Dentro e fora das pistas, Usain Bolt tem sido sempre igual. E no Rio demonstrou-o mais uma vez: demorou um pouco mais de 9 segundos para ganhar os 100 metros e depois passou mais de 90 minutos num autêntico carrossel de corredores a responder às solicitações das centenas de jornalistas que se acotovelavam na zona mista do Estádio.
Nisso, Bolt é também imparável. Revela uma simpatia genuína. É incapaz de recusar não responder a uma pergunta, em especial quando identifica os grupos de jornalistas onde percebe maiores afinidades. Por isso, abranda o passo, naturalmente, junto dos americanos, dos ingleses, mas também dos chineses e dos africanos.
“Estou feliz e orgulhoso comigo”, diz, sempre de uma forma assertiva, mas sem fanfarronice.
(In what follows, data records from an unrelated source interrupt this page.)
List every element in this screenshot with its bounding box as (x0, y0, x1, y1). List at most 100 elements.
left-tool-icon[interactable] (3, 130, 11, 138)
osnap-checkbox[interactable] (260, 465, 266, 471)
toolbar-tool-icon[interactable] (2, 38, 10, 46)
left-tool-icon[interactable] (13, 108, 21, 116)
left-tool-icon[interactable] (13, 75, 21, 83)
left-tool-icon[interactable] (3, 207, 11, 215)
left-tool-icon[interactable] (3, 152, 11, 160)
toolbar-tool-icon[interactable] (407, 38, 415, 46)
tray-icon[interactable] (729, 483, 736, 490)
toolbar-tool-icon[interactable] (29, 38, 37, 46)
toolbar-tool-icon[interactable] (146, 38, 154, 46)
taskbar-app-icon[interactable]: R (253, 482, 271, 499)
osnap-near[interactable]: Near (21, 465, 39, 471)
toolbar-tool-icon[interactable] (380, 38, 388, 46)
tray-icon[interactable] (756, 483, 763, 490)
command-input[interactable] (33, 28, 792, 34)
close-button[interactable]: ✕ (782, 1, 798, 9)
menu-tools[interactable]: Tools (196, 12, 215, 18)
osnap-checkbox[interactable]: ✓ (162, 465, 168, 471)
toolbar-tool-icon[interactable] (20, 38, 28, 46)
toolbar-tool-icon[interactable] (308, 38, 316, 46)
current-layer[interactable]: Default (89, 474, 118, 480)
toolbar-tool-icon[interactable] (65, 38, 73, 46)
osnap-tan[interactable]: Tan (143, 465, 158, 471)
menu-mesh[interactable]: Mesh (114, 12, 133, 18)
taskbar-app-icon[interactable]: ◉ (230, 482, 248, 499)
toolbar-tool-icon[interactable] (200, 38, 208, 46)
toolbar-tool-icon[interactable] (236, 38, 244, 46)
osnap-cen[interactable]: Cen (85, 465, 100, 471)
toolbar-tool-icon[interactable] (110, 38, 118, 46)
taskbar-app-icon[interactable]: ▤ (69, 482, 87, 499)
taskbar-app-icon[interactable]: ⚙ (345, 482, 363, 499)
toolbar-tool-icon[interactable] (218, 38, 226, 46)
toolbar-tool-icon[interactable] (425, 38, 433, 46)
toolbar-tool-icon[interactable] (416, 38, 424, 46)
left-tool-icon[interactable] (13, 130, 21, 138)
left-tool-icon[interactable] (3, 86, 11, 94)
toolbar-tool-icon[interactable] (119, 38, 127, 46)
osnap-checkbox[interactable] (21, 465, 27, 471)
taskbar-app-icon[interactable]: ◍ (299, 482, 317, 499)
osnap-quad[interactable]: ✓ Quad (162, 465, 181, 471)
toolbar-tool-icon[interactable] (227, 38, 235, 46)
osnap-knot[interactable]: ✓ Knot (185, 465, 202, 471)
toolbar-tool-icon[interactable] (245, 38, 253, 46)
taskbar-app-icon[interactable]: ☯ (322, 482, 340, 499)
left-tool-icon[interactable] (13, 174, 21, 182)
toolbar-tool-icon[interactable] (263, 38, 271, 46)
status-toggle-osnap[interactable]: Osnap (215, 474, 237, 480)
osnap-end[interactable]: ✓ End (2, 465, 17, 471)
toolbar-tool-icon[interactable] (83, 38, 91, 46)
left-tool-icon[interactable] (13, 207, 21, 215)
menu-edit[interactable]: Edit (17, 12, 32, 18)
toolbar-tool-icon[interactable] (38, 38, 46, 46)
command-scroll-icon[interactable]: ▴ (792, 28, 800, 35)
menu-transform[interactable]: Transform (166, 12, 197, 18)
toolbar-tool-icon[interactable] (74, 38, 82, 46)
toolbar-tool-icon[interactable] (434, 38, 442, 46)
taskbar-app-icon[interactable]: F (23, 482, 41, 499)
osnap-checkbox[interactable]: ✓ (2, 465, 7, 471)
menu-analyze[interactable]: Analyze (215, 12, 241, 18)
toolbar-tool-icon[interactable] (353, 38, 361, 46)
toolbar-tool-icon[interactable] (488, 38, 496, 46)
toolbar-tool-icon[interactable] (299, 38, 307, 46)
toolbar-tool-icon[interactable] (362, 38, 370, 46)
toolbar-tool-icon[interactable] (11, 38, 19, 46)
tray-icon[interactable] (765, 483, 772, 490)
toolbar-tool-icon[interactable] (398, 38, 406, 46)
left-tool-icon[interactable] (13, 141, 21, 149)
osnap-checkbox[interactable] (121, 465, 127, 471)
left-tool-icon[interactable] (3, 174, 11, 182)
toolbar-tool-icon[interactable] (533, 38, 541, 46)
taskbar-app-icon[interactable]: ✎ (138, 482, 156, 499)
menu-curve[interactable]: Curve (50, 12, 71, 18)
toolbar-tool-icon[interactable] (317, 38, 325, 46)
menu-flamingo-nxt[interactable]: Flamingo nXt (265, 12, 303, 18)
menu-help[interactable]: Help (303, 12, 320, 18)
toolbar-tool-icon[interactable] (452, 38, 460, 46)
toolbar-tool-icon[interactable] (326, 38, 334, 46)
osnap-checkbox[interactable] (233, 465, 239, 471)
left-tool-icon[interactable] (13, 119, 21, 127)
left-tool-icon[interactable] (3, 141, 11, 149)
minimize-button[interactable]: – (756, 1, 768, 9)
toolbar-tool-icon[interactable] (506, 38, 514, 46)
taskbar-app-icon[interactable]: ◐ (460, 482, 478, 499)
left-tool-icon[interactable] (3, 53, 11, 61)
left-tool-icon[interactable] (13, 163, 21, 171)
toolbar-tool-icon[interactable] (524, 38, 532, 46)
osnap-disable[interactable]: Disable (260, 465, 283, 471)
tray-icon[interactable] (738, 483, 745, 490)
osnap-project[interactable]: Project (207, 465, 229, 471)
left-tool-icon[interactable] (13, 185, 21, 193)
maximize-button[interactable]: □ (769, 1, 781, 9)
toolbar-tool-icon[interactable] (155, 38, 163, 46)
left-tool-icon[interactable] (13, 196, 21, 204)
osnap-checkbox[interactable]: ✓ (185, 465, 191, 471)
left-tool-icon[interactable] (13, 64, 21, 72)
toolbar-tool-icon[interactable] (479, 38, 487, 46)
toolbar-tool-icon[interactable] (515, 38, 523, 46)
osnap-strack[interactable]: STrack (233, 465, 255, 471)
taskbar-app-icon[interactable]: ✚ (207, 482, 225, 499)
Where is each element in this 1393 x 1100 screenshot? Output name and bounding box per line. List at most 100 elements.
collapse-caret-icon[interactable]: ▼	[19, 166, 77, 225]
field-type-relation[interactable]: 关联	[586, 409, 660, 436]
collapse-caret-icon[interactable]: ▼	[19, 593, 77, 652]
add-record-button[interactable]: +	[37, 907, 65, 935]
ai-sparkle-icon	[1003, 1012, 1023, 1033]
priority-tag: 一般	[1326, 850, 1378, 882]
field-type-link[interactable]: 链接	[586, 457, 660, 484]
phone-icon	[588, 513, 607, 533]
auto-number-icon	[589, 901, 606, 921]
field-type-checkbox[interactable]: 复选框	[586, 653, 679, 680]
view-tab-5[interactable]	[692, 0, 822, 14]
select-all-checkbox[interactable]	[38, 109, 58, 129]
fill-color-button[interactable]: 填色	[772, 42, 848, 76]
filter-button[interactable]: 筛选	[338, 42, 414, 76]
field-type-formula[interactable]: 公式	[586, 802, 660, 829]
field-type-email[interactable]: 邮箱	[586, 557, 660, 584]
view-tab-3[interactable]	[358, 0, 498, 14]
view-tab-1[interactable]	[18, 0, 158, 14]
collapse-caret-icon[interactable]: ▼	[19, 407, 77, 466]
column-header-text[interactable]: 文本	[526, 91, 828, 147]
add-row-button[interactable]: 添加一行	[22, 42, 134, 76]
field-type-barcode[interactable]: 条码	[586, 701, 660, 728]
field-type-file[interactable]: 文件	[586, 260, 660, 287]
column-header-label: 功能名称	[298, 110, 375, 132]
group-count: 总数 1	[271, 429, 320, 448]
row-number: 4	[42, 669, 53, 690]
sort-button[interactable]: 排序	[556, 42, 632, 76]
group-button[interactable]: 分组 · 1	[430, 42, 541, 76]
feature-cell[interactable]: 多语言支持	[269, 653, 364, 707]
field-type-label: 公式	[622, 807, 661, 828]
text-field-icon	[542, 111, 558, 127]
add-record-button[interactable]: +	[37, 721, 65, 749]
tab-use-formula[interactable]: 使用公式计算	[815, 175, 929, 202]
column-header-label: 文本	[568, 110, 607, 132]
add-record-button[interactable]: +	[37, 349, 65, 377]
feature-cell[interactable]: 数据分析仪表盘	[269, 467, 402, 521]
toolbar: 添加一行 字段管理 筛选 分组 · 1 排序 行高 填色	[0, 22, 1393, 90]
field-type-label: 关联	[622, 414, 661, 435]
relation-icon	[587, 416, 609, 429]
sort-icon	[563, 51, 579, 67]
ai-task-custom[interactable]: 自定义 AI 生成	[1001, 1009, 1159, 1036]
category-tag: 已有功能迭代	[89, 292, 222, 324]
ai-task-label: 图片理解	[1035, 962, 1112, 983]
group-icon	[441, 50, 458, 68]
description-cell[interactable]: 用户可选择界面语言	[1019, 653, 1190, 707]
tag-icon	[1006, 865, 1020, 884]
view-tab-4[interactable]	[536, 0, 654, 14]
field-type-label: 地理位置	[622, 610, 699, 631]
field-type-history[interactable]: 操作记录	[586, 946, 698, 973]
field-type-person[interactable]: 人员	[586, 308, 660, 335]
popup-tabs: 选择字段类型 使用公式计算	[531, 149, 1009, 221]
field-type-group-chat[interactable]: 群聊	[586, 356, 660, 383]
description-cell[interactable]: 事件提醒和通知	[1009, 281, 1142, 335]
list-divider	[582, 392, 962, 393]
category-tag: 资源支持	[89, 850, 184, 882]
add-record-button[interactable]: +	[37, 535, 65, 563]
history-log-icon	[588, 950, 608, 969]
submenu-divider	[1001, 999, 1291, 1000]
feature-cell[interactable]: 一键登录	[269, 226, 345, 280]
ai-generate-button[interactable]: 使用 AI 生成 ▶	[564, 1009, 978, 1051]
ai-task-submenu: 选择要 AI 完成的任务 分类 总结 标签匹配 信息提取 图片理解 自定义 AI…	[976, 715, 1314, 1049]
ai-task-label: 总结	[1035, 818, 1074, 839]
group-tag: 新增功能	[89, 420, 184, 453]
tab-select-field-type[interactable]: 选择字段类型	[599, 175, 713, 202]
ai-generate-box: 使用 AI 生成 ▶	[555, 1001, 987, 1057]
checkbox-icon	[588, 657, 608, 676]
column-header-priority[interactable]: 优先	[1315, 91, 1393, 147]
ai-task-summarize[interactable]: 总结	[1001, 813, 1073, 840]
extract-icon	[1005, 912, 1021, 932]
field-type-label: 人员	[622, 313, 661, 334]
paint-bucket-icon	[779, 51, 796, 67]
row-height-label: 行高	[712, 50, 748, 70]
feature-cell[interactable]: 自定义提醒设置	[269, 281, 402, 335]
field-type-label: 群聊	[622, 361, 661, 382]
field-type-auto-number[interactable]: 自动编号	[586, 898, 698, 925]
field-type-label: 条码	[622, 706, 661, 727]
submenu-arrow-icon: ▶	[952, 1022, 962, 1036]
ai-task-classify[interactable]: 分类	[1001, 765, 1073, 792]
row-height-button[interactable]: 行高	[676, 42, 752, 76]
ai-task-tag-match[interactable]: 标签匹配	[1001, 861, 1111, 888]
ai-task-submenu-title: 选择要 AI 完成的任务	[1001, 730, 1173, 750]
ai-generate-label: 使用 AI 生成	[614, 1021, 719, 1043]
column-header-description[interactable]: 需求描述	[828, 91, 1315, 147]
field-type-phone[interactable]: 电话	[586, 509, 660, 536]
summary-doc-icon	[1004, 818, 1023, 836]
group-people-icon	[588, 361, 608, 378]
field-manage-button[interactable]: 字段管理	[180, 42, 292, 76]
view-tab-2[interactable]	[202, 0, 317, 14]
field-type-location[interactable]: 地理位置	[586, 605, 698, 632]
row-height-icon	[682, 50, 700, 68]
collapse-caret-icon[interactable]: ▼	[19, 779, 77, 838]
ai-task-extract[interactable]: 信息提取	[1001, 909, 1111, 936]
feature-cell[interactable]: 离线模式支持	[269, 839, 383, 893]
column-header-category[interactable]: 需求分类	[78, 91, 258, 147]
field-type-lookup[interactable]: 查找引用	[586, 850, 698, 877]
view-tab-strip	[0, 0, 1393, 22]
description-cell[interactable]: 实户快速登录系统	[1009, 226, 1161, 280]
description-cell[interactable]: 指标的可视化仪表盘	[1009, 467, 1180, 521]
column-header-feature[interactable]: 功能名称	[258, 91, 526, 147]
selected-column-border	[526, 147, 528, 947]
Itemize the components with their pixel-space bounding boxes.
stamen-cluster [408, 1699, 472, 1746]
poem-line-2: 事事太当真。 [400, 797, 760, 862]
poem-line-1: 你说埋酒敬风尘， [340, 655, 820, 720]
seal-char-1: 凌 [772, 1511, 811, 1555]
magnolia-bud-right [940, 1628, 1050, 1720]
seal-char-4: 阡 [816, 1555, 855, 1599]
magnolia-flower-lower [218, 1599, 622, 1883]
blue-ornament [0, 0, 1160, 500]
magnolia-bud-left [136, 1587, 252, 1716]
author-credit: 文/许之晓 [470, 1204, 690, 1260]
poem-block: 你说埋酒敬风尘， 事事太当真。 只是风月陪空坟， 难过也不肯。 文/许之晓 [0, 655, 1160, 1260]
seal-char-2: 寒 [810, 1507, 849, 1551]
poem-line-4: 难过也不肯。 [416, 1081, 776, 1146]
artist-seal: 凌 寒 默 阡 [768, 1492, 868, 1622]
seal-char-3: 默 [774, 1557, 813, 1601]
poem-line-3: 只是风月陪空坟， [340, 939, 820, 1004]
Reconhece que não fez o tempo a que habituou os espectadores em Jogos Olímpicos e critica, por isso, o pouco tempo de descanso que a organização deixou entre a meia-final e a final (cerca de 40 minutos). “Era difícil, assim, conseguir um resultado melhor. Mas mesmo que a execução não tenha sido perfeita, continuo orgulhoso de mim.”
E lembra aquilo que todos já sabíamos: que a história ainda não acabou. “Vim para estes Jogos Olímpicos para ganhar três medalhas e provar que sou um dos maiores de sempre do desporto mundial”.
Mas o mais difícil, como também todos sabem, já está feito. Nos 200 metros, Bolt não tem nem nunca teve qualquer concorrência à sua altura e a Jamaica também dificilmente deixará escapar a vitória na estafeta de 4×100 metros. Nos próximos dias, repete-se a lengalenga: 1, 2, 3, e o Bolt ganha outra vez.